「那照你這麼說,你什麼也沒做?」
魏淑芬:「我是幫凶,我是一個幫凶,你們找我吧。嗚嗚嗚……哦對,對對對,我舉報,我揭發,我還知道一些他們家的事兒。」
「你說。」
「他們家有個偷廠里東西的……」
「這個我們已經抓到了。」
魏淑芬:「不是不是,是他家老大的兒子,是陳易軍他大哥的兒子。他也在廠里這麼幹,不是他家老五那樣是個團伙作案,他是自己偷摸的拿,他偷偷弄出來一些布料賣,那會兒還有黑市兒呢,我在黑市兒見過他,他喬裝了。
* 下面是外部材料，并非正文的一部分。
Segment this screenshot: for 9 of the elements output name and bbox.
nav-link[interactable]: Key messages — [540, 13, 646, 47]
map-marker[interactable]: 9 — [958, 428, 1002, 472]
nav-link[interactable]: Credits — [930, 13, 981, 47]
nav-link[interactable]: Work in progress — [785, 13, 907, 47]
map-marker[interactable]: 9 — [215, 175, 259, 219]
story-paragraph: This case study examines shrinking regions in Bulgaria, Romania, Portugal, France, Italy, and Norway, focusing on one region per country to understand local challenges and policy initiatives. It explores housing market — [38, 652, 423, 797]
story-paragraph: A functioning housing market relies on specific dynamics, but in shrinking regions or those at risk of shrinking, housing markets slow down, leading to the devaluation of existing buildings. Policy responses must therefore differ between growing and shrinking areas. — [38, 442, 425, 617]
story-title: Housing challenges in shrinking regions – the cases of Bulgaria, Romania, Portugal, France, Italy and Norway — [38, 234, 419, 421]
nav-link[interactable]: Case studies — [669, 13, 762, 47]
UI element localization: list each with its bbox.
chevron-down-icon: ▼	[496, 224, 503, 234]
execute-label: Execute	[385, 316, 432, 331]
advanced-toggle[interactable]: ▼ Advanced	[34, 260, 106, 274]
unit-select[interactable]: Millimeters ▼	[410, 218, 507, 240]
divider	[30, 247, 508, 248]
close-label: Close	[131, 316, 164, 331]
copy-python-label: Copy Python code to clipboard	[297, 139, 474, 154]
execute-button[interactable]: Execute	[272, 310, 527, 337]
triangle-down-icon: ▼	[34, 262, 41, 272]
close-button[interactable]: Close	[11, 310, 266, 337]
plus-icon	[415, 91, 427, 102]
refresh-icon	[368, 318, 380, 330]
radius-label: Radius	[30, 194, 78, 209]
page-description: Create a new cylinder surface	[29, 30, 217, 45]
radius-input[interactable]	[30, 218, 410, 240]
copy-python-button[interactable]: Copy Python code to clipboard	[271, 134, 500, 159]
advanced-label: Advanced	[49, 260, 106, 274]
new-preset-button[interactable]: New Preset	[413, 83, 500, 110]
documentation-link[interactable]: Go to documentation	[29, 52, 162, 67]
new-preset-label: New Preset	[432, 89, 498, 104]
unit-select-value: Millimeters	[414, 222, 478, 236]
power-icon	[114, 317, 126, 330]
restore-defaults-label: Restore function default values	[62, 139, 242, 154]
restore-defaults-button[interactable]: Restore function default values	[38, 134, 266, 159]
但是就算是不走動的親戚,我也是見過的。我認出了他,他就是服裝廠的。那料子一段一段的,一看就不是好來路,肯定是他偷的。還有他爸跟寡婦偷人。還有、還有他家一個女兒,就那姑娘是個不正經的,通過一個介紹人認識了一個老頭子,拿到了工作……陳易軍想利用陳青妤就是從這裡受的啟發。不過最後沒成。「
魏淑芬:「你們去調查,去調查啊。還有,還有他家那個小妹,就是我那個小姑子。她兒子學習成績不好,但是卻考上了大學,我聽陳易軍懷疑過,就連陳易軍都懷疑他冒名頂替了別人……你們去調查!他們這是害人啊。他在鄉下還結婚了呢,然後拋妻棄子。」
魏淑芬:「我還知道,我還知道陳易軍他們單位的車間主任,他收禮辦事兒,他們車間報勞模,都得給他好處,他才能報。陳易軍這個副班長就是這麼來的,我們家花了錢的。」
幾個公安彼此對視,真是沒想到,魏淑芬竟然除了揭露陳易軍,還能揭露這麼多事情。
當然,這些事情都沒有陳易軍的事情大,但是陳易軍死了,受害者也死了!事情雖然大,難過中又透著很多無可奈何。但是魏淑芬後來交代的就不是這麼回事兒了。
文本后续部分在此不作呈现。